Gadgets: Bond uses a nifty grappling hook gun to scale the Whyte House hotel.

Mental State of Miss Moneypenny: In cognito

Sexual Partners: 1 (Tiffany Case)

Most Unrealistic Moments: There’s a chase involving motorized tricycles and a moon buggy.

Most “Bond” Moments: Finally having Blofeld in his clutches, Bond toys with his nemesis, swinging his mini-submarine from a crane, eventually crashing it into the satellite control room.

Sign of the Times: Please refer to the picture below.

Place in Bond History: “Ok, for real this time, you guys,” Sean Connery says. After walking away from the franchise, the original Bond returned thanks to an outrageous payday and George Lazenby’s commitment phobia. “Diamonds Are Forever” marks Connery’s final Bond film under the EON shingle. He would later appear in an official series entry, “Never Say Never Again.”

Review: Roger Ebert had it right in his original review of “Diamonds Are Forever.” “The point in a Bond adventure is the moment, the surface, what’s happening now. The less time wasted on plot, the better,” he said in his 3-star review. “Diamonds Are Forever” makes no mistakes about what kind of movie it is. It’s a Bond movie through and through, removing any signs of the macabre turn of events at the end of the previous entry, “On Her Majesty’s Secret Service.”

While Connery looks too gray and shabby for the Bond we used to know, the mannerisms and sharp wit work like reflexes for the man who originated the role, and even a surprisingly effective turn from Lazenby can’t stand up to the original.
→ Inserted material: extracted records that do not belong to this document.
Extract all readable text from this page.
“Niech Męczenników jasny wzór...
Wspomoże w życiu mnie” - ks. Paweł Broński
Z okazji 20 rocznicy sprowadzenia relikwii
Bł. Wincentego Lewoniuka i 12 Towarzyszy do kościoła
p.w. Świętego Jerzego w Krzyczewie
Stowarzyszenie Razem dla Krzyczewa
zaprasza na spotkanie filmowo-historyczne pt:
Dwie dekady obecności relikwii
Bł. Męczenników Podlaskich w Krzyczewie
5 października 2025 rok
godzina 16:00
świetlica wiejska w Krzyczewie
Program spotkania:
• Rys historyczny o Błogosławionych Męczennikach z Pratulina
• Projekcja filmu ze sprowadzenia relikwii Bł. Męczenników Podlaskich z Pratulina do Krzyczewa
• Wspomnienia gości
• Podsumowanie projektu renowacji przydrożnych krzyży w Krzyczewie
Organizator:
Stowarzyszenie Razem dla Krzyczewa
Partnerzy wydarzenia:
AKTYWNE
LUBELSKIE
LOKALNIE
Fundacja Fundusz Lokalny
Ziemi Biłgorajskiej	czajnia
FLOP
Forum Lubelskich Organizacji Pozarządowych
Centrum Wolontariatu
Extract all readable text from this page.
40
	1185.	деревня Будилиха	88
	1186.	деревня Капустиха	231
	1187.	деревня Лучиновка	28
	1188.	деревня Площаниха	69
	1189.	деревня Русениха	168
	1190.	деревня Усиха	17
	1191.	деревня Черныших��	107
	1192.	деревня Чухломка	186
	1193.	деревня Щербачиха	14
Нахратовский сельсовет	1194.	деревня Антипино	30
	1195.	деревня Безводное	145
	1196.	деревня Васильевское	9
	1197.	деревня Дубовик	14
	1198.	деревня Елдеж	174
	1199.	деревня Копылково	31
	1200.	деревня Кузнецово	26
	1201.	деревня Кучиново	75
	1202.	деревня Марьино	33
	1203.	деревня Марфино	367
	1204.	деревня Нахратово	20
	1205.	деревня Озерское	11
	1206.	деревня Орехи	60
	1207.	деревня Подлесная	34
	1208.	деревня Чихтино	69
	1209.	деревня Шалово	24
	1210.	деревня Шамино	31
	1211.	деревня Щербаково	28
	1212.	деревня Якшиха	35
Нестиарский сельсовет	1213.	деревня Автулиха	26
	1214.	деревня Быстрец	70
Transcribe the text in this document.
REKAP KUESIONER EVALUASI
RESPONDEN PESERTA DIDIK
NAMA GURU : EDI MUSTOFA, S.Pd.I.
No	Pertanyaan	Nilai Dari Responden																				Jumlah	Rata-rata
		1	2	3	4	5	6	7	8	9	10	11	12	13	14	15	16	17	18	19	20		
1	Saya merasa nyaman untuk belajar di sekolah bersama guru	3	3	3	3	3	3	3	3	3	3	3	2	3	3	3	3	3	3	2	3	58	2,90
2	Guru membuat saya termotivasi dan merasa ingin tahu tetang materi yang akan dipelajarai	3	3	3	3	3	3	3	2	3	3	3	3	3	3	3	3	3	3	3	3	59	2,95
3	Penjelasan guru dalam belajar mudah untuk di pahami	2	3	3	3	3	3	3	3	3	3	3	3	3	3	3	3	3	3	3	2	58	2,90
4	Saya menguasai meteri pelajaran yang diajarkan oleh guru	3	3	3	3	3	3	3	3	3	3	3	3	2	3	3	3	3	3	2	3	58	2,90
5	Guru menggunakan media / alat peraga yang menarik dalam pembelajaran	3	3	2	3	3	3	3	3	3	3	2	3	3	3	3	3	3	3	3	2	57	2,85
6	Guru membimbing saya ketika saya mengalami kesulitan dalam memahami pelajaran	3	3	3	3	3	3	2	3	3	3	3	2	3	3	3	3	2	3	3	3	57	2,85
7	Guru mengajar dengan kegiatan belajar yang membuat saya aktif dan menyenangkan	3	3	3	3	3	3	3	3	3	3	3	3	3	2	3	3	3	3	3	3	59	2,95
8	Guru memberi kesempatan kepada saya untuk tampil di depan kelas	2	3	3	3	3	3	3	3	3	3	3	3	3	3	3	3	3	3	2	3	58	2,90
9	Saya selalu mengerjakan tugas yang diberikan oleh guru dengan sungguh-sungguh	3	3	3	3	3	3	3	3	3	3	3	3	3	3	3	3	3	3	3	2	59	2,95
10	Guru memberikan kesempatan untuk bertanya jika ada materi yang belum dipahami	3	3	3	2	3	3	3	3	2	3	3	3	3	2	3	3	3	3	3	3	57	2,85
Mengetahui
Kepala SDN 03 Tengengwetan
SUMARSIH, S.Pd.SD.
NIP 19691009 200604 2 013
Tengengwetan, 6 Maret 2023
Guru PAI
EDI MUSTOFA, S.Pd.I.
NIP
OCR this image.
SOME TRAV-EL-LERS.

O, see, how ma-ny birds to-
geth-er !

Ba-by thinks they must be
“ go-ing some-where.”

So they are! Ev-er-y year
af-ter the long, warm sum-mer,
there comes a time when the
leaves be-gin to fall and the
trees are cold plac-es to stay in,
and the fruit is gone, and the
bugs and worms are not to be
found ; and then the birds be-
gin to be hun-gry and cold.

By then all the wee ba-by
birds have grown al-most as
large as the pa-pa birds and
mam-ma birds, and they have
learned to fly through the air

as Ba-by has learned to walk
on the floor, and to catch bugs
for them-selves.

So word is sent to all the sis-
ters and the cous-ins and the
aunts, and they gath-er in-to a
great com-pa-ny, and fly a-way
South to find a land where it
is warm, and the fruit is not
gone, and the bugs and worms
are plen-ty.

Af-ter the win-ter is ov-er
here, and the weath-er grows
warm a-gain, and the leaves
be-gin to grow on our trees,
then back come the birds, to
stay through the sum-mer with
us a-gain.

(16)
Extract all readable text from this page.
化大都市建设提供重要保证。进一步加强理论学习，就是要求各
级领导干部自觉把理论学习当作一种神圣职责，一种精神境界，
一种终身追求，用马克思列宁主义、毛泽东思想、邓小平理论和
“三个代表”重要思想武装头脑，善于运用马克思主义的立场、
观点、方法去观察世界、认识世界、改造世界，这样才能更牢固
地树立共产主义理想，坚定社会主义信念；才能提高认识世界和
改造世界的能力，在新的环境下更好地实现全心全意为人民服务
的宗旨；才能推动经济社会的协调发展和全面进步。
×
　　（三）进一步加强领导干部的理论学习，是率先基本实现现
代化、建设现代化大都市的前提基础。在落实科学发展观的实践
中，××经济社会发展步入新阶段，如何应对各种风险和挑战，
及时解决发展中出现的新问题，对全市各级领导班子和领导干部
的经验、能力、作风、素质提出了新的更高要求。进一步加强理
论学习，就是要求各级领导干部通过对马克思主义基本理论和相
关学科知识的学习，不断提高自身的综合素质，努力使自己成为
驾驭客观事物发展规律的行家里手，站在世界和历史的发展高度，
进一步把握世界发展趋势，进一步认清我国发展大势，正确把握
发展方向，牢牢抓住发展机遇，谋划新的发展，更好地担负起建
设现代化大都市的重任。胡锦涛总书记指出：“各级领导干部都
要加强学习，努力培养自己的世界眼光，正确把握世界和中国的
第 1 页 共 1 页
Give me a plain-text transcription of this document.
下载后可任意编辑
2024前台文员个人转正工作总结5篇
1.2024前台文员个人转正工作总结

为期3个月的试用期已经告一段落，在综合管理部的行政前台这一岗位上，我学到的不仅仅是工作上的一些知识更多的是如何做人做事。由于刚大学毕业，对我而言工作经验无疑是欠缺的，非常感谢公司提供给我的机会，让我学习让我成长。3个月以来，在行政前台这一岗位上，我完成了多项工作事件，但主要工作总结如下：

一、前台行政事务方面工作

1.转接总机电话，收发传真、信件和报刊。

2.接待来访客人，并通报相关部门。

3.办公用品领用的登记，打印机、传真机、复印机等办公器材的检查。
The action brings a new level of sophistication to Bond’s usual taste for destruction. The car chase on the Vegas strip shows off the best stunt driving in the series to dates, and there are enough clever set pieces to make the two-hour run-time blow by like a moon buggy in the Neveda desert.

As far as the story goes, “Diamonds Are Forever” marks the exact moment Blofeld outstays his welcome. His duplicate’s dive into the molten rubber delights momentarily, but the glow fades once you realize there is no way he’s gone for good. But as Ebert said, who really cares about story?